To: Larry Phipps <larry@telepostinc.com>, <towertalk@contesting.com>
Subject: Re: [TowerTalk] Actual LP Performance vs Tribanders
From: Pete Smith <n4zr@contesting.com>
Date: Mon, 28 Jun 2004 07:02:02 -0400
List-post: <mailto:towertalk@contesting.com>
At 02:08 AM 6/28/2004, Larry Phipps wrote:
Jim, I'm not that familiar with the beacons, but since your post I did a little research. There are a couple of major problems.

First, the transmissions are very short... there wouldn't be time for more than one sample per beam heading.. and it would take almost 2 hours just to gather the samples for one rotation (36 samples). The signals are going to be all over the place during that time frame... and that doesn't take interference into account. Timing would also be critical... your computer clock would have to be dead nuts on. There's also really no accurate way to correlate the signal strength to anything else minute-by-minute, so the levels would be more or less meaningless.

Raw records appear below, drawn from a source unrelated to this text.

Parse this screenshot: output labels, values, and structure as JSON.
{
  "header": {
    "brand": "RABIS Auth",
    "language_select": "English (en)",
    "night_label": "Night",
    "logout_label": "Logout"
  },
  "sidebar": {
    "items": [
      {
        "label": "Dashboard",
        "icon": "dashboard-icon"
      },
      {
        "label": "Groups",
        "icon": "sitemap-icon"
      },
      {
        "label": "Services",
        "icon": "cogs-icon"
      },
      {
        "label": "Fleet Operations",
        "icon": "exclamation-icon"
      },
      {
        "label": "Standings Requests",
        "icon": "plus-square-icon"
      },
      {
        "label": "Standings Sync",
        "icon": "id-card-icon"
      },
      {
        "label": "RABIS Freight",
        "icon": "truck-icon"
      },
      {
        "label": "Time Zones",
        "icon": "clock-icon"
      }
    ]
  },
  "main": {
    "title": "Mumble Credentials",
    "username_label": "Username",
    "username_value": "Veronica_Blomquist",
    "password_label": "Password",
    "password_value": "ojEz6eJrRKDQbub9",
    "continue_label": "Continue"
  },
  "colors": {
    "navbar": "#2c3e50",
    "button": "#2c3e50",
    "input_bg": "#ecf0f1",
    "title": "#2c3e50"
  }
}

Even with a 20 minute continuous carrier at 100W, I doubt the received strength of the beacons would be enough to be useful for plotting the pattern of a beam with 30dB F/B ratio. You would need a stable signal about 50dB above the noise floor... probably something around S9... and you'd have to listen to make sure there is no interference while the samples are being taken.


Frankly, I think these are show-stoppers, as Larry says. Another issue is that S-meters can be quite non-linear -- for example, my Mark 5 is (very roughly) 2 dB per S Unit below S-9, and then fairly abruptly transitions to ~6 dB per S-Unit.

That's why I use the trick, told to me by W3LPL, of varying the transmitter power to maintain a reference S-meter level, rather than counting S units at constant power. In the test of my 40m beam that I ran last week, power required to maintain the reference level varied from 20 watts to 1400 as I rotated the antenna. Of course, the accuracy of the power meter is still an unknown, unless you know how it is calibrated, but a 5-10 percent error in power is still pretty small when converted to dB.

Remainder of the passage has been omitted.